A third effort to improve the situation is being tried in the high school of Kansas City, Kansas.[83] In each classroom is posted a conspicuous chart telling students what they must do to get high grades. One may pass with a C if one does the required work taken up in a sixty-minute combination recitation and study period. If one is to receive B, it is required among other virtues that one be sufficiently well prepared to recite without prompting from the teacher. Furthermore, one must do outside work and report on it. The C pupil does his work in the class, but that is not enough for a B. The A pupil must fulfill even higher requirements. Each department is allowed to post, in addition to the general statements made for the whole school, special regulations which obtain for the work of that particular department.
This system is a kind of public definition of the marks, and has the great advantage of clearing up in the minds of the students what often seems to them to be an unjust and mysterious scheme.
The Study of Marks as an Introduction to a Study of the School System
The study of grading systems has attracted much attention of late among the students of the science of education. It is an excellent subject with which to illustrate scientific methods, because the records being in quantitative form lend themselves to easy and exact statistical comparison.
There is no better body of material for a principal to employ in arousing his teachers to a recognition of the fact that they are factors in a system. Marks are a kind of technical language used in the school system. Their successful use calls for some comprehension of the meaning and problems of the system as a whole.
EXERCISES AND READINGS
Let members of the class make up a school program. Let there be in a certain high school eight teachers, one well qualified in each of the following subjects: English, mathematics, Latin, physics, biology, modern languages, domestic science, and manual arts. There are seven classrooms and a study room. There are 400 students, distributed as follows: 140 freshmen, 110 sophomores, 90 juniors, and 60 seniors. The school is in session from 8.45 A.M. to 12 noon and from 1.30 to 3.30 P.M. Make up a program of classes. Record all the questions that are not answered in the above statement of conditions. Supply answers yourself, recording explicitly the answer which you give in each case. Let the members of the class then compare programs.

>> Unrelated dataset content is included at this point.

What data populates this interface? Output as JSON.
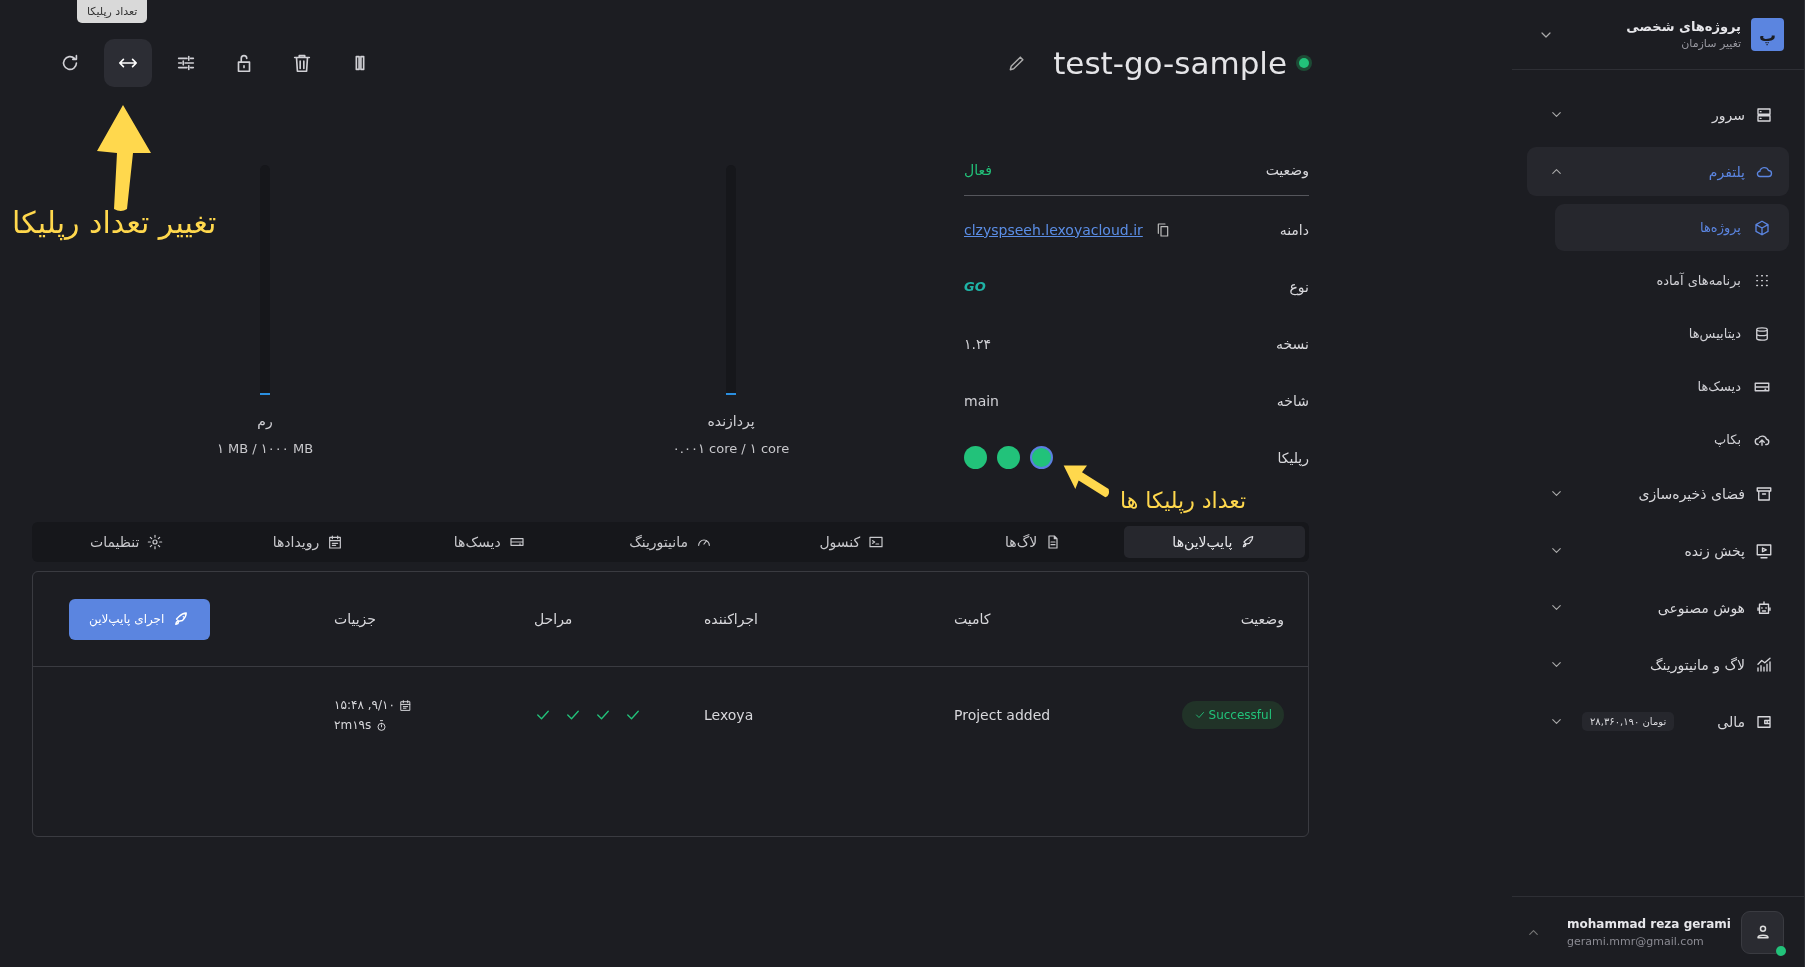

What is the difference between such a problem as above defined and the problem of making out a program for an elementary school?
A very good exercise under this chapter is to give a written exercise to the class and then ask the writers to mark each his own paper after the question and its possible answers have been discussed by the class. In like manner let each member of the class mark a certain English composition or a recitation made by some member of the class. Let the members of the class rate the various members of the class in regard to their work. After each of these markings make a general table showing the distribution of grades and note the differences between the different markers.
There is very little written on detailed administrative problems. A very good reading exercise at this point can be made up by referring to Monroe’s “A Cyclopedia of Education” (Macmillan) and requiring the student to find ten strictly administrative topics and ten which have to do with methods. For most of the articles in the “Cyclopedia” reading references are given.